The reader spots that Okonkwo was obsessed with the idea of succeeding and achieving the highest honors of the clan. He was firm in his will to achieve the so called “highest titles” of the clan and to become one of the most respected man in his society. He also had an obsession with the toughness in his character and believed that display of any sort of emotion, but anger and agression was not worthy of a true man. Again, this primarily shows the cultural aspect behind the society he lived in, but moreover, it shows the key fears of Okonkwo. The reader quickly understands where Okonkwo gained that kind of beliefs and obsession when Achebe starts describing his father. Unoka, Okonkwo’s father, was a man  of art and not showed no particular interest in farming like the other men of the clan. He was as the clan believed, the most unsuccessful man in Umuofia and gained no titles whatsoever. Unoka’s love of conversation and disgust of physical abuse tired and angered Okonkwo, and since he was a young child he wanted to be a complete opposite of his father. That is how the reader understands where the origin of Okonkwo’s violence and obsession with success originates.

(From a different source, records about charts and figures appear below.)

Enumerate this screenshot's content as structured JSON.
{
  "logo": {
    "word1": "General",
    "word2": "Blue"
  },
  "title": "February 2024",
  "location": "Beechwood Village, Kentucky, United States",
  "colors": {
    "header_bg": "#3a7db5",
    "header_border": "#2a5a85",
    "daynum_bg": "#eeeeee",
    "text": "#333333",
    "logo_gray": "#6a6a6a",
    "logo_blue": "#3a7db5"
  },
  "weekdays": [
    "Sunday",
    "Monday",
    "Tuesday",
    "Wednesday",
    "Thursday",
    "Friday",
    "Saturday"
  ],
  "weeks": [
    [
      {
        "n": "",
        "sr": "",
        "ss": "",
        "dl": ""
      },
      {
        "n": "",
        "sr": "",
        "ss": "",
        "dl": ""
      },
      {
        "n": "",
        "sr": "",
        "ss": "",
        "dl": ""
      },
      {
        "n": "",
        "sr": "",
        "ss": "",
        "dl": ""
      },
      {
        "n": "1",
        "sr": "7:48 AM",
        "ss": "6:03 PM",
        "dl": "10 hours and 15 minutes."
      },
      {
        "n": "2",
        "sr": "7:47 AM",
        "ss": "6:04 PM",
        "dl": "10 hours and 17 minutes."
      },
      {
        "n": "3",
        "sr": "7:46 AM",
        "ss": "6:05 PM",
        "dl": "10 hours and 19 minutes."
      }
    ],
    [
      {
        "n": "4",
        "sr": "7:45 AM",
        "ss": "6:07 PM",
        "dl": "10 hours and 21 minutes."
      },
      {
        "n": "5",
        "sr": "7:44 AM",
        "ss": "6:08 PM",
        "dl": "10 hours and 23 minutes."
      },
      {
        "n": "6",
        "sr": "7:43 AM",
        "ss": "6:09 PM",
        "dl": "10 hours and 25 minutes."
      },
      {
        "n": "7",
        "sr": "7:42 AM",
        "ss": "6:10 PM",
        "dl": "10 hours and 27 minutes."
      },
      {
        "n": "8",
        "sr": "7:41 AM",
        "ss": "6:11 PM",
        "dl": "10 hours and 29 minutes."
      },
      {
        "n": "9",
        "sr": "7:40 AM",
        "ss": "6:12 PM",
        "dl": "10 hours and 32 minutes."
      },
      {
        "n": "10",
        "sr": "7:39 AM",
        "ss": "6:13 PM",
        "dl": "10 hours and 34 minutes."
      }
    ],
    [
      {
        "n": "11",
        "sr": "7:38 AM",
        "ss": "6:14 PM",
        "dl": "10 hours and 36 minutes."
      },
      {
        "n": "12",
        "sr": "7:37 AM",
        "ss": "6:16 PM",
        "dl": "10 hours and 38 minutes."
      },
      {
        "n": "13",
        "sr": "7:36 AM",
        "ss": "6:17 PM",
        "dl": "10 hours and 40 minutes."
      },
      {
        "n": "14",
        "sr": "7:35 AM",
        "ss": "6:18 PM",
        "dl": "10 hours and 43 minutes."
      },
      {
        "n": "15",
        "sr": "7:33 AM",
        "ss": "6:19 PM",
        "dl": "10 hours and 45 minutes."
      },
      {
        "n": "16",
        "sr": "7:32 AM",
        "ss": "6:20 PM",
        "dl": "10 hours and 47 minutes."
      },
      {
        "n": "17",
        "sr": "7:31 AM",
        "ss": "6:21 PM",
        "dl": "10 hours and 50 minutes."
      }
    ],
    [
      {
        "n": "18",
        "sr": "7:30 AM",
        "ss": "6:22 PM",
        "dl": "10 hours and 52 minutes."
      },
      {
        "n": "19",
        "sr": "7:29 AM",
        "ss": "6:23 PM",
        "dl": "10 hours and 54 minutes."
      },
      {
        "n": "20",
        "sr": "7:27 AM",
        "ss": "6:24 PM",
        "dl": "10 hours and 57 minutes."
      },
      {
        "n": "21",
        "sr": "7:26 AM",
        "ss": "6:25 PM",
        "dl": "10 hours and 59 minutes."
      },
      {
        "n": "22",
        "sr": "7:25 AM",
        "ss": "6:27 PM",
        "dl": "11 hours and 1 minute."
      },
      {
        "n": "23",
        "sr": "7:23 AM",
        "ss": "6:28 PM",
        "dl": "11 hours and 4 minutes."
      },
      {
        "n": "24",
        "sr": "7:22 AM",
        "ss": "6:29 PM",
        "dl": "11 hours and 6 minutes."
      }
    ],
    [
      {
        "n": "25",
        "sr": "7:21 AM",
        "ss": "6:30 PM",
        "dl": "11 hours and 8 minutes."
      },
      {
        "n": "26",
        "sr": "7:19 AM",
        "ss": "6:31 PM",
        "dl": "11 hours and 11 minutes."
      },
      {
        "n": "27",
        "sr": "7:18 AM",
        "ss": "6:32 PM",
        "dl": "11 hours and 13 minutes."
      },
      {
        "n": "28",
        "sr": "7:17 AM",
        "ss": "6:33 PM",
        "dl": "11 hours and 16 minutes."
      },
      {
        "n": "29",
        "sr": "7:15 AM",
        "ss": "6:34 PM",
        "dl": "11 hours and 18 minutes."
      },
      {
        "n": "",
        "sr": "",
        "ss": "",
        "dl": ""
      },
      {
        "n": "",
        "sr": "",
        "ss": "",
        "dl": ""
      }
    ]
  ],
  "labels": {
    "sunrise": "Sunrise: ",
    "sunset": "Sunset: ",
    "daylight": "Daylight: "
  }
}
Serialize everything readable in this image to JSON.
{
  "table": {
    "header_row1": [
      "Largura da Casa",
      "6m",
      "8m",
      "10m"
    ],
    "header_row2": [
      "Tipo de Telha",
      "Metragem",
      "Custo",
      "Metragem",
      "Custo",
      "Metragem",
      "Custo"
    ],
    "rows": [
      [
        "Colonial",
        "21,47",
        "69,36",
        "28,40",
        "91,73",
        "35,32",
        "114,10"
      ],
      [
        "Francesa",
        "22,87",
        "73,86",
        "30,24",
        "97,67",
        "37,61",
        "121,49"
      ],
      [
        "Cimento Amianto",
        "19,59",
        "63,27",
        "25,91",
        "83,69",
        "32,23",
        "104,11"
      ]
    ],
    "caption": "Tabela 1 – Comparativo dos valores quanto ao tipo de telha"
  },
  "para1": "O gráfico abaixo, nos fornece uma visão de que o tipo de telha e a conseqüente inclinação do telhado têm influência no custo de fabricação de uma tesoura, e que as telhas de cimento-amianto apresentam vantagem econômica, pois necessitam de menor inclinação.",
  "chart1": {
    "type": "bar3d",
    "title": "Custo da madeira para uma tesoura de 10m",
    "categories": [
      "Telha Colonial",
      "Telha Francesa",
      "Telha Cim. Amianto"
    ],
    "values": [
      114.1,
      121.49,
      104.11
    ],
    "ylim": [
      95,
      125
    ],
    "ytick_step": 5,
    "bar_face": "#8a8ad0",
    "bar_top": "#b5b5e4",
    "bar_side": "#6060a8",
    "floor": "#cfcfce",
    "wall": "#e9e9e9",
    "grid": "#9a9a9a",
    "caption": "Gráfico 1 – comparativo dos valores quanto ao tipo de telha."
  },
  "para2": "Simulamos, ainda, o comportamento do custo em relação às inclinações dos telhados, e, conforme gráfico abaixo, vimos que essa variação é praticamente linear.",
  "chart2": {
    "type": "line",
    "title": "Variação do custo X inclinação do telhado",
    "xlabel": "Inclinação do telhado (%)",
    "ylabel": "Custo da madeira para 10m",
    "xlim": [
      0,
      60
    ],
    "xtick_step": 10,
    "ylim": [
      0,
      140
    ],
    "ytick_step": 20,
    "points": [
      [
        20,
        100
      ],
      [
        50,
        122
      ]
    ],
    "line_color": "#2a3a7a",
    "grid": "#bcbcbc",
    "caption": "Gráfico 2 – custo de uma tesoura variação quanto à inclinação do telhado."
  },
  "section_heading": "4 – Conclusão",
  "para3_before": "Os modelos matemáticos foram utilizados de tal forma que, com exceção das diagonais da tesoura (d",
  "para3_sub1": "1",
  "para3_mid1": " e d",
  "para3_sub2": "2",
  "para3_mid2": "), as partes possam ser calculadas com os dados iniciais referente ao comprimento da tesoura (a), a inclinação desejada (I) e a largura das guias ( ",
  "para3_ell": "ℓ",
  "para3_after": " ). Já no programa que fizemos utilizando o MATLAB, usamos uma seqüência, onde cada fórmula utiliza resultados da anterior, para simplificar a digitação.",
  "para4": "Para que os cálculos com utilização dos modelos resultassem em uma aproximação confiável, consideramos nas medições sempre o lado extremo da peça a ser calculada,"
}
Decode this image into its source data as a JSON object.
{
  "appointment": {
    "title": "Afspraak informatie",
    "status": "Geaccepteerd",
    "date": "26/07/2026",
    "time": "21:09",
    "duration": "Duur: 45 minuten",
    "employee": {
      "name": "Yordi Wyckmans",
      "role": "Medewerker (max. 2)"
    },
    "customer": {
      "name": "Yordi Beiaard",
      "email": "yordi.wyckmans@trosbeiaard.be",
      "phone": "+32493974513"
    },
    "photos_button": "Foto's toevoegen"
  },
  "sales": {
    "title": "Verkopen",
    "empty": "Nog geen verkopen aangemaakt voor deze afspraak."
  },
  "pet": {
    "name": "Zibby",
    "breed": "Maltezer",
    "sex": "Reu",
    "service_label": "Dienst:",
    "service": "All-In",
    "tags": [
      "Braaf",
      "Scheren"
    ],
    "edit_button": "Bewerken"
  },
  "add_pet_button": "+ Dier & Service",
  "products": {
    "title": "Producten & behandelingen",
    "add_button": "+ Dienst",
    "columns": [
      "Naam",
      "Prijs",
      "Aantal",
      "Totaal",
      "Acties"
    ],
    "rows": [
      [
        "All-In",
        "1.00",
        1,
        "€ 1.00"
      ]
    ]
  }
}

Finally, in the first three chapters of the novel, Ikemefuna’s arrival is described. The boy was frightened and surprised to be taken away from his mother and to have to live in a completely new and different household. The arrival of Ikemefuna is very significant as it will have a tremendous effect later on in the novel. The mention of the priestess in the three chapters and such details as “obi” (hut) and kola-nut give an insightful view on Umuofia culture and enhances the reader’s understanding on the structure of the Umuofian society.